Sharon Powney, 58, who moved out of the village in 2002, now lives in Dover town and has no desire to return.
She told KentOnline when she was in Aylesham front doors were left unlocked for neighbours to pop in and out.
“I didn’t need to know what a front door key was,” she said.
“In the summer holidays there would be entertainment for the children, even trips to Margate for them. But it ended up as a village of strangers. There is no sense of community any more.”
Carol Pugh, 79, has lived in Aylesham all her life. Her father and husband were both miners.
She said: “You used to know everybody in the village, now you don’t know anyone, so you don’t say hello to people in the street any more.
“The nearest pub now is the Ratling, which is a mile away.
“They built all these houses but where are the kids supposed to play?”
In addition to the estate, which has been built to the north of the village, the Dover District Local Plan earmarks an extra 640 homes to the south.
The construction of the new homes is just the latest chapter in Aylesham’s story.
The village was established in 1926, with about 1,000 houses built by the 1960s.
The influx then was from within the British Isles, but it became a most un-Kent-like Kent village.
The arriving miners, mainly from Wales and the north of England, imported their own earthy cultures such as rugby, male voice choirs and brass bands, standing their new communities apart from the rest of rural Kent.
Mr Norton’s own father moved from Yorkshire in 1934 to work in Snowdown; Mr Sutcliffe’s came down from the county in 1945.
For decades afterwards the sound of a Yorkshire, Welsh or Geordie accent in the village was no surprise.
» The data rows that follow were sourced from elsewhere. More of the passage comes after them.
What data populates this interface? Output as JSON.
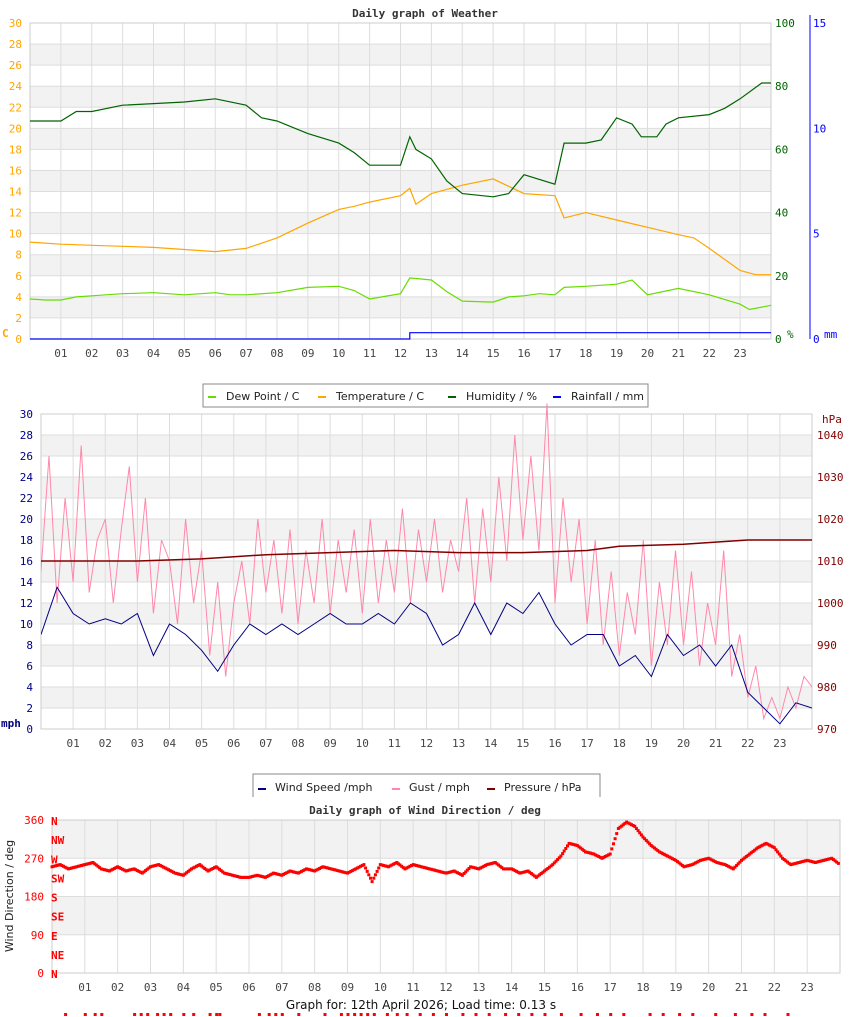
{
  "page": {
    "footer": "Graph for: 12th April 2026; Load time: 0.13 s"
  },
  "chart_data": [
    {
      "type": "line",
      "title": "Daily graph of Weather",
      "xlim": [
        0,
        24
      ],
      "x_ticks": [
        "01",
        "02",
        "03",
        "04",
        "05",
        "06",
        "07",
        "08",
        "09",
        "10",
        "11",
        "12",
        "13",
        "14",
        "15",
        "16",
        "17",
        "18",
        "19",
        "20",
        "21",
        "22",
        "23"
      ],
      "grid": true,
      "legend": "bottom",
      "y_left": {
        "unit": "C",
        "lim": [
          0,
          30
        ],
        "ticks": [
          0,
          2,
          4,
          6,
          8,
          10,
          12,
          14,
          16,
          18,
          20,
          22,
          24,
          26,
          28,
          30
        ],
        "color": "#ffa500"
      },
      "y_right": {
        "unit": "%",
        "lim": [
          0,
          100
        ],
        "ticks": [
          0,
          20,
          40,
          60,
          80,
          100
        ],
        "color": "#006400"
      },
      "y_right2": {
        "unit": "mm",
        "lim": [
          0,
          15
        ],
        "ticks": [
          0,
          5,
          10,
          15
        ],
        "color": "#0000ff"
      },
      "series": [
        {
          "name": "Dew Point / C",
          "color": "#66dd00",
          "axis": "left",
          "points": [
            [
              0,
              3.8
            ],
            [
              0.5,
              3.7
            ],
            [
              1,
              3.7
            ],
            [
              1.5,
              4.0
            ],
            [
              2,
              4.1
            ],
            [
              3,
              4.3
            ],
            [
              4,
              4.4
            ],
            [
              5,
              4.2
            ],
            [
              6,
              4.4
            ],
            [
              6.5,
              4.2
            ],
            [
              7,
              4.2
            ],
            [
              8,
              4.4
            ],
            [
              9,
              4.9
            ],
            [
              10,
              5.0
            ],
            [
              10.5,
              4.6
            ],
            [
              11,
              3.8
            ],
            [
              12,
              4.3
            ],
            [
              12.3,
              5.8
            ],
            [
              13,
              5.6
            ],
            [
              13.5,
              4.5
            ],
            [
              14,
              3.6
            ],
            [
              15,
              3.5
            ],
            [
              15.5,
              4.0
            ],
            [
              16,
              4.1
            ],
            [
              16.5,
              4.3
            ],
            [
              17,
              4.2
            ],
            [
              17.3,
              4.9
            ],
            [
              18,
              5.0
            ],
            [
              19,
              5.2
            ],
            [
              19.5,
              5.6
            ],
            [
              20,
              4.2
            ],
            [
              21,
              4.8
            ],
            [
              22,
              4.2
            ],
            [
              23,
              3.3
            ],
            [
              23.3,
              2.8
            ],
            [
              24,
              3.2
            ]
          ]
        },
        {
          "name": "Temperature / C",
          "color": "#ffa500",
          "axis": "left",
          "points": [
            [
              0,
              9.2
            ],
            [
              1,
              9.0
            ],
            [
              2,
              8.9
            ],
            [
              3,
              8.8
            ],
            [
              4,
              8.7
            ],
            [
              5,
              8.5
            ],
            [
              6,
              8.3
            ],
            [
              7,
              8.6
            ],
            [
              8,
              9.6
            ],
            [
              9,
              11.0
            ],
            [
              10,
              12.3
            ],
            [
              10.5,
              12.6
            ],
            [
              11,
              13.0
            ],
            [
              12,
              13.6
            ],
            [
              12.3,
              14.3
            ],
            [
              12.5,
              12.8
            ],
            [
              13,
              13.8
            ],
            [
              14,
              14.6
            ],
            [
              15,
              15.2
            ],
            [
              15.5,
              14.5
            ],
            [
              16,
              13.8
            ],
            [
              17,
              13.6
            ],
            [
              17.3,
              11.5
            ],
            [
              18,
              12.0
            ],
            [
              19,
              11.3
            ],
            [
              20,
              10.6
            ],
            [
              21,
              9.9
            ],
            [
              21.5,
              9.6
            ],
            [
              22,
              8.6
            ],
            [
              23,
              6.5
            ],
            [
              23.5,
              6.1
            ],
            [
              24,
              6.1
            ]
          ]
        },
        {
          "name": "Humidity / %",
          "color": "#006400",
          "axis": "right",
          "points": [
            [
              0,
              69
            ],
            [
              1,
              69
            ],
            [
              1.5,
              72
            ],
            [
              2,
              72
            ],
            [
              3,
              74
            ],
            [
              5,
              75
            ],
            [
              6,
              76
            ],
            [
              7,
              74
            ],
            [
              7.5,
              70
            ],
            [
              8,
              69
            ],
            [
              9,
              65
            ],
            [
              10,
              62
            ],
            [
              10.5,
              59
            ],
            [
              11,
              55
            ],
            [
              12,
              55
            ],
            [
              12.3,
              64
            ],
            [
              12.5,
              60
            ],
            [
              13,
              57
            ],
            [
              13.5,
              50
            ],
            [
              14,
              46
            ],
            [
              15,
              45
            ],
            [
              15.5,
              46
            ],
            [
              16,
              52
            ],
            [
              17,
              49
            ],
            [
              17.3,
              62
            ],
            [
              18,
              62
            ],
            [
              18.5,
              63
            ],
            [
              19,
              70
            ],
            [
              19.5,
              68
            ],
            [
              19.8,
              64
            ],
            [
              20.3,
              64
            ],
            [
              20.6,
              68
            ],
            [
              21,
              70
            ],
            [
              22,
              71
            ],
            [
              22.5,
              73
            ],
            [
              23,
              76
            ],
            [
              23.7,
              81
            ],
            [
              24,
              81
            ]
          ]
        },
        {
          "name": "Rainfall / mm",
          "color": "#0000ff",
          "axis": "right2",
          "points": [
            [
              0,
              0
            ],
            [
              12.3,
              0
            ],
            [
              12.3,
              0.3
            ],
            [
              24,
              0.3
            ]
          ]
        }
      ]
    },
    {
      "type": "line",
      "title": "",
      "xlim": [
        0,
        24
      ],
      "x_ticks": [
        "01",
        "02",
        "03",
        "04",
        "05",
        "06",
        "07",
        "08",
        "09",
        "10",
        "11",
        "12",
        "13",
        "14",
        "15",
        "16",
        "17",
        "18",
        "19",
        "20",
        "21",
        "22",
        "23"
      ],
      "grid": true,
      "legend": "bottom",
      "y_left": {
        "unit": "mph",
        "lim": [
          0,
          30
        ],
        "ticks": [
          0,
          2,
          4,
          6,
          8,
          10,
          12,
          14,
          16,
          18,
          20,
          22,
          24,
          26,
          28,
          30
        ],
        "color": "#000080"
      },
      "y_right": {
        "unit": "hPa",
        "lim": [
          970,
          1045
        ],
        "ticks": [
          970,
          980,
          990,
          1000,
          1010,
          1020,
          1030,
          1040
        ],
        "color": "#800000"
      },
      "series": [
        {
          "name": "Wind Speed /mph",
          "color": "#000080",
          "axis": "left",
          "points": [
            [
              0,
              9
            ],
            [
              0.5,
              13.5
            ],
            [
              1,
              11
            ],
            [
              1.5,
              10
            ],
            [
              2,
              10.5
            ],
            [
              2.5,
              10
            ],
            [
              3,
              11
            ],
            [
              3.5,
              7
            ],
            [
              4,
              10
            ],
            [
              4.5,
              9
            ],
            [
              5,
              7.5
            ],
            [
              5.5,
              5.5
            ],
            [
              6,
              8
            ],
            [
              6.5,
              10
            ],
            [
              7,
              9
            ],
            [
              7.5,
              10
            ],
            [
              8,
              9
            ],
            [
              8.5,
              10
            ],
            [
              9,
              11
            ],
            [
              9.5,
              10
            ],
            [
              10,
              10
            ],
            [
              10.5,
              11
            ],
            [
              11,
              10
            ],
            [
              11.5,
              12
            ],
            [
              12,
              11
            ],
            [
              12.5,
              8
            ],
            [
              13,
              9
            ],
            [
              13.5,
              12
            ],
            [
              14,
              9
            ],
            [
              14.5,
              12
            ],
            [
              15,
              11
            ],
            [
              15.5,
              13
            ],
            [
              16,
              10
            ],
            [
              16.5,
              8
            ],
            [
              17,
              9
            ],
            [
              17.5,
              9
            ],
            [
              18,
              6
            ],
            [
              18.5,
              7
            ],
            [
              19,
              5
            ],
            [
              19.5,
              9
            ],
            [
              20,
              7
            ],
            [
              20.5,
              8
            ],
            [
              21,
              6
            ],
            [
              21.5,
              8
            ],
            [
              22,
              3.5
            ],
            [
              22.5,
              2
            ],
            [
              23,
              0.5
            ],
            [
              23.5,
              2.5
            ],
            [
              24,
              2
            ]
          ]
        },
        {
          "name": "Gust / mph",
          "color": "#ff88aa",
          "axis": "left",
          "step_hours": 0.25,
          "values": [
            15,
            26,
            12,
            22,
            14,
            27,
            13,
            18,
            20,
            12,
            19,
            25,
            14,
            22,
            11,
            18,
            16,
            10,
            20,
            12,
            17,
            7,
            14,
            5,
            12,
            16,
            10,
            20,
            13,
            18,
            11,
            19,
            10,
            17,
            12,
            20,
            11,
            18,
            13,
            19,
            11,
            20,
            12,
            18,
            13,
            21,
            12,
            19,
            14,
            20,
            13,
            18,
            15,
            22,
            12,
            21,
            14,
            24,
            16,
            28,
            18,
            26,
            17,
            31,
            12,
            22,
            14,
            20,
            10,
            18,
            8,
            15,
            7,
            13,
            9,
            18,
            6,
            14,
            8,
            17,
            8,
            15,
            6,
            12,
            8,
            17,
            5,
            9,
            3,
            6,
            1,
            3,
            1,
            4,
            2,
            5,
            4
          ]
        },
        {
          "name": "Pressure / hPa",
          "color": "#800000",
          "axis": "right",
          "points": [
            [
              0,
              1010
            ],
            [
              3,
              1010
            ],
            [
              5,
              1010.5
            ],
            [
              7,
              1011.5
            ],
            [
              9,
              1012
            ],
            [
              11,
              1012.5
            ],
            [
              13,
              1012
            ],
            [
              15,
              1012
            ],
            [
              17,
              1012.5
            ],
            [
              18,
              1013.5
            ],
            [
              20,
              1014
            ],
            [
              21,
              1014.5
            ],
            [
              22,
              1015
            ],
            [
              24,
              1015
            ]
          ]
        }
      ]
    },
    {
      "type": "scatter",
      "title": "Daily graph of Wind Direction / deg",
      "ylabel": "Wind Direction / deg",
      "xlim": [
        0,
        24
      ],
      "x_ticks": [
        "01",
        "02",
        "03",
        "04",
        "05",
        "06",
        "07",
        "08",
        "09",
        "10",
        "11",
        "12",
        "13",
        "14",
        "15",
        "16",
        "17",
        "18",
        "19",
        "20",
        "21",
        "22",
        "23"
      ],
      "grid": true,
      "y_left": {
        "lim": [
          0,
          360
        ],
        "ticks": [
          0,
          90,
          180,
          270,
          360
        ],
        "color": "#ff0000"
      },
      "compass": [
        "N",
        "NE",
        "E",
        "SE",
        "S",
        "SW",
        "W",
        "NW",
        "N"
      ],
      "series": [
        {
          "name": "",
          "color": "#ff0000",
          "step_hours": 0.25,
          "values": [
            250,
            255,
            245,
            250,
            255,
            260,
            245,
            240,
            250,
            240,
            245,
            235,
            250,
            255,
            245,
            235,
            230,
            245,
            255,
            240,
            250,
            235,
            230,
            225,
            225,
            230,
            225,
            235,
            230,
            240,
            235,
            245,
            240,
            250,
            245,
            240,
            235,
            245,
            255,
            215,
            255,
            250,
            260,
            245,
            255,
            250,
            245,
            240,
            235,
            240,
            230,
            250,
            245,
            255,
            260,
            245,
            245,
            235,
            240,
            225,
            240,
            255,
            275,
            305,
            300,
            285,
            280,
            270,
            280,
            340,
            355,
            345,
            320,
            300,
            285,
            275,
            265,
            250,
            255,
            265,
            270,
            260,
            255,
            245,
            265,
            280,
            295,
            305,
            295,
            270,
            255,
            260,
            265,
            260,
            265,
            270,
            255
          ]
        }
      ],
      "calm_hours": [
        0.4,
        1.0,
        1.3,
        1.5,
        2.5,
        2.7,
        2.9,
        3.2,
        3.4,
        3.6,
        4.0,
        4.3,
        4.8,
        5.0,
        5.1,
        6.3,
        6.6,
        6.8,
        7.0,
        7.5,
        8.3,
        8.8,
        9.0,
        9.2,
        9.4,
        9.6,
        9.8,
        10.2,
        10.5,
        10.8,
        11.2,
        11.6,
        12.0,
        12.5,
        12.9,
        13.3,
        13.8,
        14.2,
        14.6,
        15.0,
        15.5,
        16.1,
        16.6,
        17.0,
        17.4,
        18.2,
        18.6,
        19.1,
        19.5,
        20.2,
        20.8,
        21.3,
        21.7,
        22.4
      ]
    }
  ]
}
The community had its own slang such as “snap” for food and “jitty” for alley.
The close bond between villagers particularly showed itself during the bitter year-long national miner’s strike in the 1980s, which began 40 years ago next March.
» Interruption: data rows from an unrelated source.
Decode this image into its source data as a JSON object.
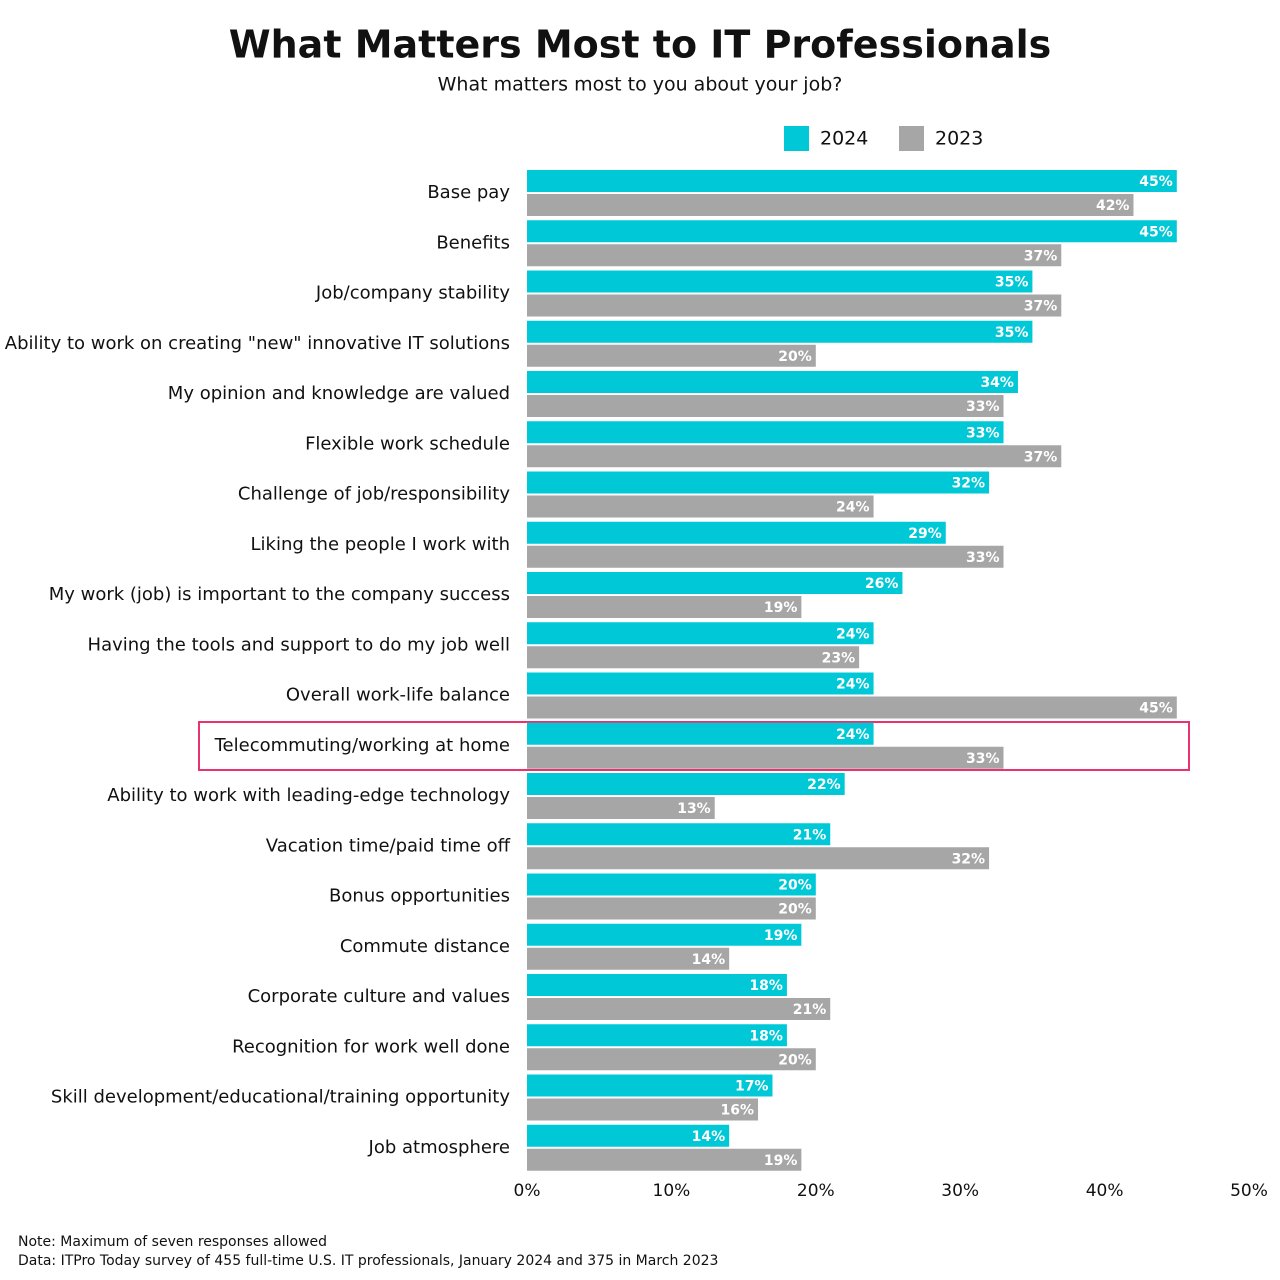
{
  "chart_data": {
    "type": "hbar",
    "title": "What Matters Most to IT Professionals",
    "subtitle": "What matters most to you about your job?",
    "categories": [
      "Base pay",
      "Benefits",
      "Job/company stability",
      "Ability to work on creating \"new\" innovative IT solutions",
      "My opinion and knowledge are valued",
      "Flexible work schedule",
      "Challenge of job/responsibility",
      "Liking the people I work with",
      "My work (job) is important to the company success",
      "Having the tools and support to do my job well",
      "Overall work-life balance",
      "Telecommuting/working at home",
      "Ability to work with leading-edge technology",
      "Vacation time/paid time off",
      "Bonus opportunities",
      "Commute distance",
      "Corporate culture and values",
      "Recognition for work well done",
      "Skill development/educational/training opportunity",
      "Job atmosphere"
    ],
    "series": [
      {
        "name": "2024",
        "color": "#00c8d7",
        "values": [
          45,
          45,
          35,
          35,
          34,
          33,
          32,
          29,
          26,
          24,
          24,
          24,
          22,
          21,
          20,
          19,
          18,
          18,
          17,
          14
        ],
        "value_labels": [
          "45%",
          "45%",
          "35%",
          "35%",
          "34%",
          "33%",
          "32%",
          "29%",
          "26%",
          "24%",
          "24%",
          "24%",
          "22%",
          "21%",
          "20%",
          "19%",
          "18%",
          "18%",
          "17%",
          "14%"
        ]
      },
      {
        "name": "2023",
        "color": "#a6a6a6",
        "values": [
          42,
          37,
          37,
          20,
          33,
          37,
          24,
          33,
          19,
          23,
          45,
          33,
          13,
          32,
          20,
          14,
          21,
          20,
          16,
          19
        ],
        "value_labels": [
          "42%",
          "37%",
          "37%",
          "20%",
          "33%",
          "37%",
          "24%",
          "33%",
          "19%",
          "23%",
          "45%",
          "33%",
          "13%",
          "32%",
          "20%",
          "14%",
          "21%",
          "20%",
          "16%",
          "19%"
        ]
      }
    ],
    "xlim": [
      0,
      50
    ],
    "xticks": [
      {
        "value": 0,
        "label": "0%"
      },
      {
        "value": 10,
        "label": "10%"
      },
      {
        "value": 20,
        "label": "20%"
      },
      {
        "value": 30,
        "label": "30%"
      },
      {
        "value": 40,
        "label": "40%"
      },
      {
        "value": 50,
        "label": "50%"
      }
    ],
    "legend": "top",
    "notes": [
      "Note: Maximum of seven responses allowed",
      "Data: ITPro Today survey of 455 full-time U.S. IT professionals, January 2024 and 375 in March 2023"
    ]
  }
}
Mr Sutcliffe, then branch chairman of the National Union of Mineworkers, said: “No Snowdown miners in Aylesham went back to work during the strike.
“The only one who did was someone who had already transferred to Tilmanstone Colliery by then.”
The village suffered a massive body blow when Snowdown closed in October 1987, and the sting in the tail was the shutdown of Aylesham Secondary School in August 1991. That has never been replaced.
Local authorities had early on realised it was a mistake for the village’s employment to depend entirely on coal.
So the parish council in the 1960s successfully campaigned to build an industrial estate at Cooting Road, and in the early 1990s another was developed off Ackholt Road.
While these helped soften the blow of economic depression, more was needed to regenerate the village, which contributed to the idea of the Aylesham Garden Village.
The new development gives a nod to the village’s birth and mining heritage.
The layout was inspired by the design of renowned town planner Sir Patrick Abercrombie for the initial village.
Some of the new streets are in semi-circle form, as in the original village centre, to reflect half of a colliery wheel.
New street names include Hobnail Path, Canary Grove and Davy Street.
Work on the final stage of Aylesham Garden Village is beginning this spring with the last 290 houses to be built.
Financial contributions from developers Barratt Homes and Persimmon Homes have funded improvements to the village and a number of community facilities, including play and sports provision.
A new bus service was launched in February, although that does not run on a Sunday.
Under a Section 106 (developer contribution) agreement, exactly £277,790 is earmarked for secondary school provision within five miles of the Garden Village.
There is also £224,370 for extra places at Aylesham’s St Joseph’s Primary School.
Separately the Dover District Local Plan, published last autumn, earmarks 640 homes for land south of Spinney Lane and west of the railway line where the Aylesham and Snowdown stations are.
This land is next to the existing village boundary and is seen as a logical expansion site by the council.
The near-100-acre former Snowdown Colliery site is earmarked for businesses such as leisure, limited retail and tourism, rather than housing developments.